Documentário mostra a obra genial do músico Tom Zé
Tom Zé
´Fabricando Tom Zé´ trata da redescoberta e revalorização de um grande
artista
Luiz Zanin Oricchio, do Estadão
SÃO PAULO - Você olha para Tom
Zé e ele não tem muito jeito de um mestre. Para retomar a distinção de
Pound, ele fica melhor como um inventor. É, talvez, o mais criativo dos
músicos brasileiros, ou pelo menos um dos mais. Acontece que, durante
muito tempo, o Brasil não soube disso. Discreto, Tom Zé mergulhou em seu
silêncio particular e dele saiu apenas quando um norte-americano, David
Byrne, disse algumas coisas muito óbvias a seu respeito, como ser Tom Zé
uma exceção entre os criadores contemporâneos e dono de obra universal.

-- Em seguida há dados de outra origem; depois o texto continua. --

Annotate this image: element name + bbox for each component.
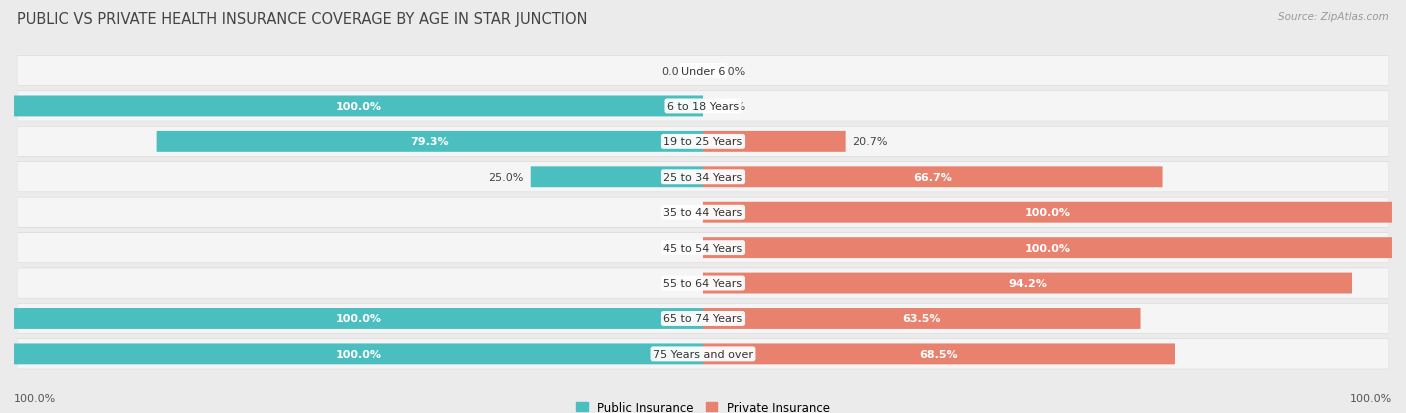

Como Byrne disse tudo isso em inglês, foi ouvido com atenção no Brasil.
O documentário Fabricando Tom Zé, de Décio Matos Jr., faz parte
dessa corrente de redescoberta e revalorização de um grande artista.
O filme acompanha Tom Zé em sua intimidade, mas,
sobretudo, durante uma turnê européia. Vai a Irará, no interior baiano,
onde o compositor nasceu e se criou. Ouve algumas (poucas)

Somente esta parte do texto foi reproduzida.